Granny Arrested For Smuggling Cocaine in Her Girdle at JFK
I spent all of last week in Costa Rica, so I had a lot of catching up to do when I returned. And when I went to check my news feed for weird legal stories to write about here, it did not disappoint. A man shot both an armadillo (or an armadilla, as it is pronounced in the South) and his mother-in-law (I feel as if there is a good mother-in-law joke in there somewhere), and a 70-year-old woman was arrested for smuggling cocaine in her girdle – though for me, the real crime there is that someone still wears a girdle in this day and age.
The Shot Heard Round the Yard
The expression kill two birds with one stone recently took on a whole new meaning. A Georgia man was out shooting armadillos with his pistol. It is, apparently, encouraged in his town to shoot armadillos in general, but pistols are not the gun of choice in such a situation. Why? Because if you shoot an armadillo with a pistol, here is what might happen:
- The bullet ricochets off the animal’s sturdy back;
- The bullet then hits a fence;
- The bullet ricochets off the fence;
- The bullet flies through the back door of your mother-in-law’s mobile home;
- The bullet goes through the recliner where your mother-in-law is sitting; and,
- The bullet finally stops … after hitting your mother-in-law in the back.
The lady in question walked away just fine and is not pressing charges; however, I would not recommend any of you mom-in-law haters out there try this at home.
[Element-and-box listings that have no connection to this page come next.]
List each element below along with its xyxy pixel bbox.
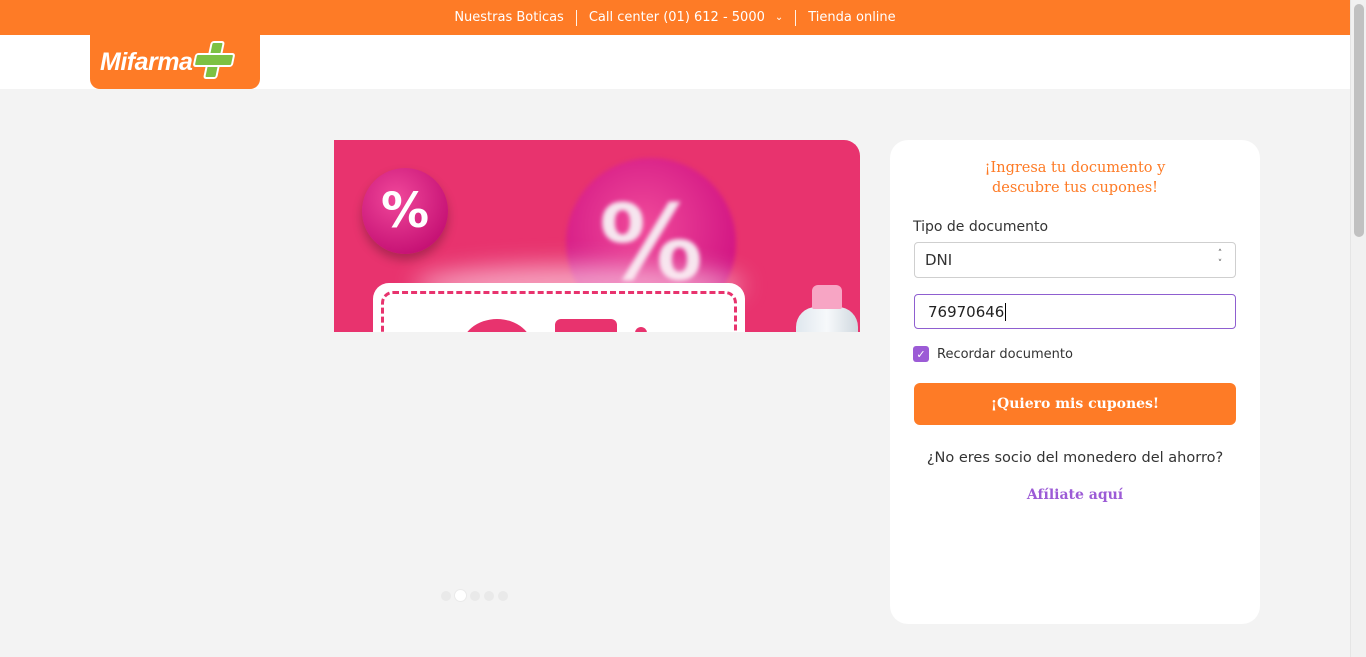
not-member-text: ¿No eres socio del monedero del ahorro? bbox=[926, 450, 1224, 466]
carousel-dot-3[interactable] bbox=[470, 590, 480, 601]
scrollbar[interactable] bbox=[1350, 0, 1366, 657]
doc-number-input[interactable]: 76970646 bbox=[914, 294, 1236, 329]
form-title-line1: ¡Ingresa tu documento y bbox=[984, 160, 1166, 176]
carousel-dot-4[interactable] bbox=[484, 590, 494, 601]
promo-banner[interactable]: % % bbox=[334, 140, 860, 332]
cross-icon bbox=[192, 41, 236, 79]
carousel-dot-1[interactable] bbox=[441, 590, 451, 601]
logo-wordmark: Mifarma bbox=[100, 47, 193, 76]
doc-type-label: Tipo de documento bbox=[913, 219, 1049, 235]
carousel-dot-5[interactable] bbox=[498, 590, 508, 601]
affiliate-link[interactable]: Afíliate aquí bbox=[890, 487, 1260, 503]
call-center-link[interactable]: Call center (01) 612 - 5000 ⌄ bbox=[577, 10, 795, 25]
remember-checkbox[interactable]: ✓ bbox=[913, 346, 929, 362]
coupon-graphic bbox=[373, 283, 745, 332]
carousel-dots bbox=[441, 590, 508, 601]
doc-type-select[interactable]: DNI ˄ ˅ bbox=[914, 242, 1236, 278]
bottle-image bbox=[796, 285, 858, 332]
select-arrows-icon: ˄ ˅ bbox=[1217, 249, 1223, 269]
coupon-form-card: ¡Ingresa tu documento y descubre tus cup… bbox=[890, 140, 1260, 624]
remember-label[interactable]: Recordar documento bbox=[937, 347, 1073, 362]
divider bbox=[575, 9, 577, 26]
top-bar: Nuestras Boticas Call center (01) 612 - … bbox=[0, 0, 1350, 35]
percent-badge-small: % bbox=[362, 168, 448, 254]
get-coupons-button[interactable]: ¡Quiero mis cupones! bbox=[914, 383, 1236, 425]
text-caret bbox=[1005, 302, 1007, 321]
call-center-label: Call center (01) 612 - 5000 bbox=[588, 10, 765, 25]
form-title-line2: descubre tus cupones! bbox=[991, 180, 1159, 196]
scrollbar-thumb[interactable] bbox=[1354, 4, 1364, 237]
doc-number-value: 76970646 bbox=[928, 302, 1005, 321]
carousel-dot-2[interactable] bbox=[455, 590, 466, 601]
doc-type-value: DNI bbox=[925, 251, 953, 269]
remember-row: ✓ Recordar documento bbox=[913, 346, 1073, 362]
chevron-down-icon: ⌄ bbox=[774, 12, 784, 23]
stores-link[interactable]: Nuestras Boticas bbox=[442, 10, 576, 25]
online-store-link[interactable]: Tienda online bbox=[796, 10, 907, 25]
mifarma-logo[interactable]: Mifarma bbox=[90, 35, 260, 89]
form-title: ¡Ingresa tu documento y descubre tus cup… bbox=[890, 158, 1260, 198]
divider bbox=[795, 9, 797, 26]
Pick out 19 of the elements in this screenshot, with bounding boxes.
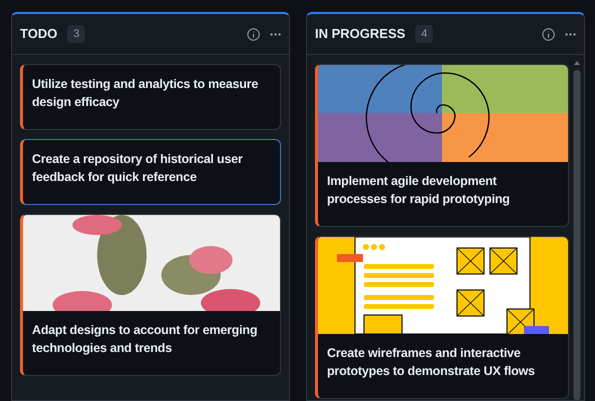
task-card[interactable]: Adapt designs to account for emerging technologies and trends xyxy=(20,214,281,376)
task-card[interactable]: Create wireframes and interactive prototypes to demonstrate UX flows xyxy=(315,236,569,399)
item-count: 3 xyxy=(67,24,86,44)
task-card[interactable]: Utilize testing and analytics to measure design efficacy xyxy=(20,64,281,130)
card-title: Create wireframes and interactive prototypes to demonstrate UX flows xyxy=(327,345,536,380)
item-count: 4 xyxy=(415,24,434,44)
card-title: Implement agile development processes for rapid prototyping xyxy=(327,173,511,208)
column-title: TODO xyxy=(20,25,58,44)
scrollbar[interactable] xyxy=(573,60,581,400)
info-icon[interactable] xyxy=(247,28,260,40)
column-title: IN PROGRESS xyxy=(315,25,406,44)
more-options-icon[interactable] xyxy=(270,32,281,36)
card-title: Utilize testing and analytics to measure design efficacy xyxy=(32,76,260,111)
more-options-icon[interactable] xyxy=(565,32,576,36)
card-title: Create a repository of historical user feedback for quick reference xyxy=(32,151,244,186)
task-card[interactable]: Create a repository of historical user feedback for quick reference xyxy=(20,139,281,205)
task-card[interactable]: Implement agile development processes for rapid prototyping xyxy=(315,64,569,227)
info-icon[interactable] xyxy=(542,28,555,40)
card-title: Adapt designs to account for emerging technologies and trends xyxy=(32,322,258,357)
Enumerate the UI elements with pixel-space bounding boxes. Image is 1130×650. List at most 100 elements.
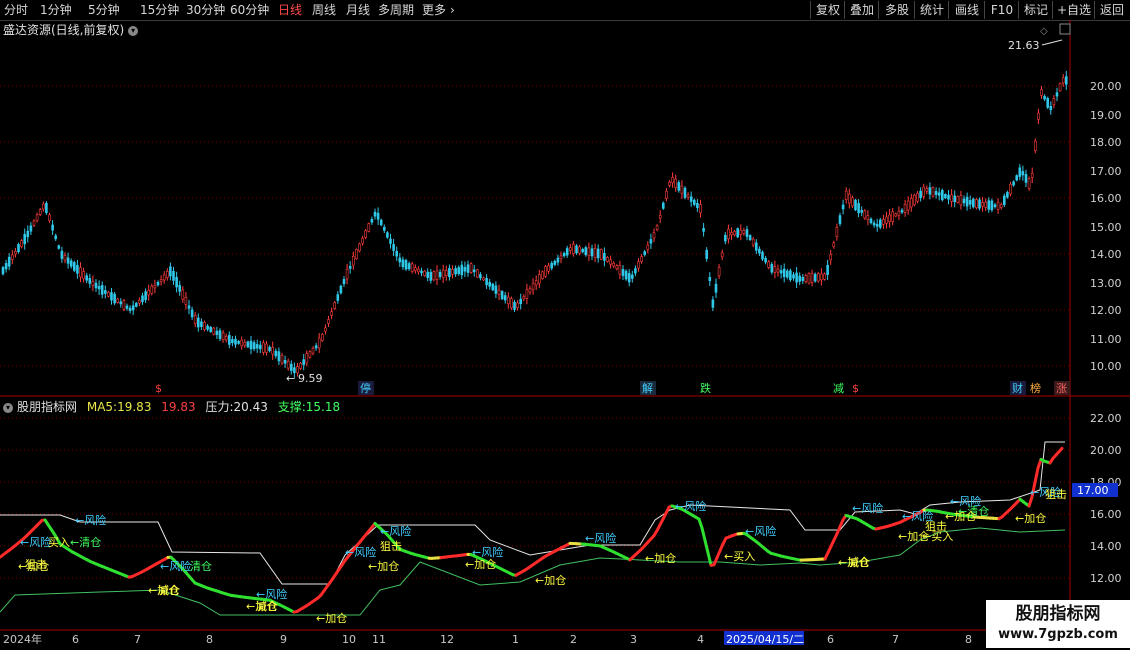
candle-body — [265, 343, 268, 353]
event-marker[interactable]: 财 — [1012, 381, 1023, 395]
candle-body — [903, 204, 907, 213]
candle-body — [438, 271, 442, 277]
candle-body — [528, 288, 532, 293]
event-marker[interactable]: $ — [852, 382, 859, 395]
candle-body — [550, 262, 554, 269]
candle-body — [41, 203, 45, 210]
candle-body — [596, 248, 600, 259]
candle-body — [45, 203, 48, 214]
candle-body — [789, 270, 792, 281]
support-value: 15.18 — [305, 400, 341, 414]
candle-body — [708, 276, 712, 282]
date-label: 4 — [697, 633, 704, 646]
candle-body — [35, 214, 39, 221]
candle-body — [314, 345, 318, 349]
candle-body — [426, 271, 430, 278]
candle-body — [26, 230, 30, 238]
candle-body — [367, 223, 371, 232]
candle-body — [519, 298, 523, 305]
candle-body — [785, 270, 789, 278]
candle-body — [727, 228, 730, 240]
candle-body — [956, 196, 960, 203]
candle-body — [150, 285, 154, 294]
candle-body — [854, 199, 857, 211]
candle-body — [568, 247, 572, 251]
candle-body — [1058, 83, 1062, 92]
candle-body — [1061, 77, 1065, 84]
candle-body — [944, 193, 947, 199]
indicator-name: 股朋指标网 — [17, 400, 78, 414]
event-marker[interactable]: 减 — [833, 382, 844, 395]
candle-body — [302, 359, 306, 365]
event-marker[interactable]: 跌 — [700, 381, 711, 395]
candle-body — [308, 351, 312, 358]
panel-toggle-icon[interactable] — [1059, 23, 1071, 35]
candle-body — [947, 194, 950, 200]
candle-body — [274, 350, 278, 357]
event-marker[interactable]: 榜 — [1030, 381, 1041, 395]
candle-body — [482, 277, 485, 281]
indicator-tick-label: 14.00 — [1090, 540, 1122, 553]
candle-body — [38, 209, 42, 215]
candle-body — [209, 326, 212, 332]
signal-reduce: 减仓 — [256, 599, 278, 613]
candle-body — [169, 266, 172, 277]
candle-body — [330, 311, 333, 316]
candle-body — [417, 268, 420, 273]
ma5-segment — [706, 551, 713, 567]
event-marker[interactable]: 停 — [360, 381, 371, 395]
candle-body — [358, 243, 361, 252]
low-arrow: ← — [286, 372, 295, 385]
candle-body — [85, 275, 88, 281]
candle-body — [20, 240, 23, 247]
candle-body — [965, 196, 969, 207]
main-grid — [0, 85, 1070, 367]
candle-body — [593, 247, 597, 258]
ma5-value-2: 19.83 — [161, 400, 196, 414]
candle-body — [432, 271, 436, 281]
candle-body — [361, 237, 364, 244]
candle-body — [655, 225, 659, 230]
candle-body — [32, 220, 36, 226]
candle-body — [299, 363, 302, 369]
candle-body — [860, 209, 864, 213]
candle-body — [135, 302, 138, 307]
candle-body — [931, 187, 935, 197]
candle-body — [953, 195, 957, 203]
support-label: 支撑: — [277, 400, 306, 414]
candle-body — [1055, 92, 1059, 97]
candlestick-series — [1, 70, 1068, 378]
candle-body — [823, 273, 826, 280]
candle-body — [773, 266, 777, 273]
candle-body — [184, 296, 188, 305]
signal-add: ←加仓 — [465, 557, 496, 571]
candle-body — [100, 285, 104, 295]
signal-add: ←加仓 — [316, 611, 347, 625]
signal-labels: ←风险 ←风险 买入 ←清仓 狙击 ←加仓 ←风险 清仓 ←加仓 减仓 ←风险 … — [18, 485, 1067, 625]
candle-body — [63, 255, 67, 261]
event-marker[interactable]: 解 — [642, 381, 653, 395]
candle-body — [246, 341, 250, 348]
candle-body — [11, 254, 14, 260]
candle-body — [311, 347, 315, 354]
candle-body — [584, 247, 588, 256]
candle-body — [844, 190, 848, 200]
candle-body — [141, 295, 144, 302]
candle-body — [807, 273, 811, 284]
chevron-down-icon[interactable]: ▾ — [3, 402, 13, 413]
candle-body — [652, 232, 656, 239]
date-cursor-label: 2025/04/15/二 — [726, 633, 804, 646]
candle-body — [513, 301, 516, 310]
candle-body — [1043, 95, 1046, 100]
chart-canvas[interactable]: ◇ 20.00 19.00 18.00 17.00 16.00 15.00 14… — [0, 0, 1130, 650]
event-marker[interactable]: $ — [155, 382, 162, 395]
event-marker[interactable]: 涨 — [1056, 382, 1067, 395]
candle-body — [82, 271, 85, 279]
candle-body — [714, 283, 718, 293]
candle-body — [922, 186, 926, 197]
candle-body — [888, 214, 891, 223]
candle-body — [928, 187, 932, 195]
price-tick-label: 13.00 — [1090, 277, 1122, 290]
diamond-icon[interactable]: ◇ — [1040, 26, 1048, 37]
candle-body — [91, 280, 95, 286]
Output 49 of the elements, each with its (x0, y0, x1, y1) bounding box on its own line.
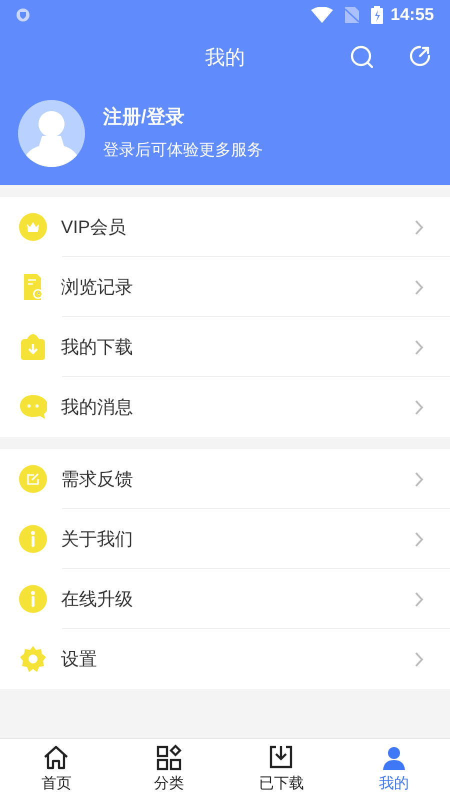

It might not work out so well for you.
Granny’s Got a Drug Cartel
It’s not often that we hear of a story where people are trying to find out what’s inside a 70-year-old woman’s underwear, but recently at JFK airport TSA officials did just that. Olive Fowler is not your average little, old lady. Sure, she wears girdles and granny panties just like everyone else, but her Victoria’s Secret is a little darker than most of the others.
Sweet lil’ Olive was spotted at JFK sweating profusely – wait! As anyone of her generation could tell you, women don’t sweat, they glisten – and avoiding the eyes of cops. So she was taken away for additional screening. The TSA officials found more under her girdle than they had bargained for, in the form of $73,000 worth of cocaine. She was taken away by the authorities and will likely face jail time.
The moral of this story is that you should not judge a book by its cover. Even the dusty ones that look old and boring can be a gold mine (which now gives new meaning to the expression digging for gold).